My husband was talking with his co-worker last week about our new baby. She asked if I was on maternity leave, and if I was going back to work. He said that I left my job to stay at home with the baby. Then she said, "Oh, that nice. So she must have dinner ready on the table for you when you come home, right?" And my husband replied that we take turns preparing dinner and taking care of the baby.
I couldn't help but feel annoyed and embarrassed by his co-worker's statement. I was annoyed at her expectation that I have free time to make a nice dinner each night. Does she not remember that I'm staying at home because I have a baby? I'm not just playing housewife at home all day. It just felt very 1950s to me. I do hope that soon I will improve by daily schedule where I can have dinner ready when my wonderful husband comes home from work, but I just didn't like the expectation from a total stranger.
Then I felt embarrassed about my husband's reply. Am I not doing a good job as a stay-at-home-mom? I didn't know that prepared meals was part of the description. My priority right now is taking care of Baby S. Gosh, I'm just proud of myself that I am able to brush my teeth and get dressed before noon! I'm working on establishing a routine with my baby so I can start to take on more responsibility around the house, like the laundry and house cleaning.

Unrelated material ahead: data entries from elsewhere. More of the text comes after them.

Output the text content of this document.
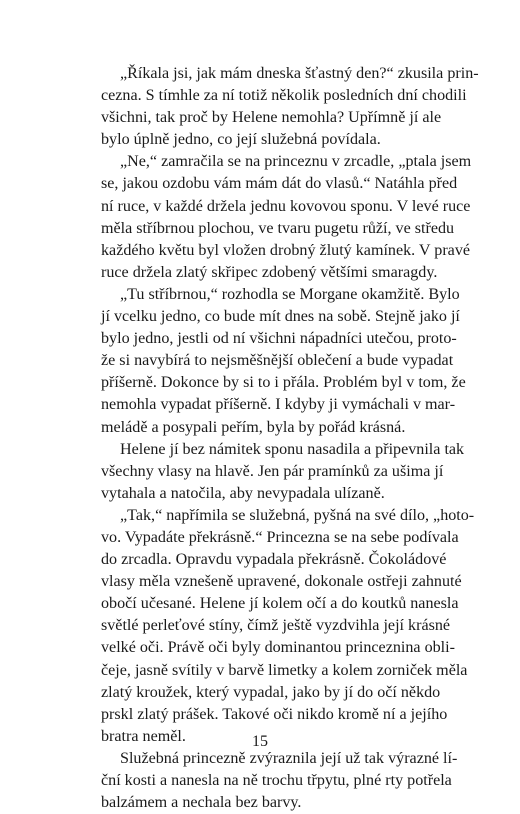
„Říkala jsi, jak mám dneska šťastný den?“ zkusila prin-
cezna. S tímhle za ní totiž několik posledních dní chodili
všichni, tak proč by Helene nemohla? Upřímně jí ale
bylo úplně jedno, co její služebná povídala.
„Ne,“ zamračila se na princeznu v zrcadle, „ptala jsem
se, jakou ozdobu vám mám dát do vlasů.“ Natáhla před
ní ruce, v každé držela jednu kovovou sponu. V levé ruce
měla stříbrnou plochou, ve tvaru pugetu růží, ve středu
každého květu byl vložen drobný žlutý kamínek. V pravé
ruce držela zlatý skřipec zdobený většími smaragdy.
„Tu stříbrnou,“ rozhodla se Morgane okamžitě. Bylo
jí vcelku jedno, co bude mít dnes na sobě. Stejně jako jí
bylo jedno, jestli od ní všichni nápadníci utečou, proto-
že si navybírá to nejsměšnější oblečení a bude vypadat
příšerně. Dokonce by si to i přála. Problém byl v tom, že
nemohla vypadat příšerně. I kdyby ji vymáchali v mar-
meládě a posypali peřím, byla by pořád krásná.
Helene jí bez námitek sponu nasadila a připevnila tak
všechny vlasy na hlavě. Jen pár pramínků za ušima jí
vytahala a natočila, aby nevypadala ulízaně.
„Tak,“ napřímila se služebná, pyšná na své dílo, „hoto-
vo. Vypadáte překrásně.“ Princezna se na sebe podívala
do zrcadla. Opravdu vypadala překrásně. Čokoládové
vlasy měla vznešeně upravené, dokonale ostřeji zahnuté
obočí učesané. Helene jí kolem očí a do koutků nanesla
světlé perleťové stíny, čímž ještě vyzdvihla její krásné
velké oči. Právě oči byly dominantou princeznina obli-
čeje, jasně svítily v barvě limetky a kolem zorniček měla
zlatý kroužek, který vypadal, jako by jí do očí někdo
prskl zlatý prášek. Takové oči nikdo kromě ní a jejího
bratra neměl.
Služebná princezně zvýraznila její už tak výrazné lí-
ční kosti a nanesla na ně trochu třpytu, plné rty potřela
balzámem a nechala bez barvy.
15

Honestly, my husband has always been the chef between the two of us. He enjoys cooking and experimenting with new recipes.
I'll never be a perfect Stepford wife, and I'm okay with that (and I'm pretty sure my husband is too). I will be a mom and wife that takes pride in what I do to take care of my baby and husband the best that I can. I think that is all we can strive for- to do our best as a stay-at-home-mom. And that's nothing to be embarrassed about!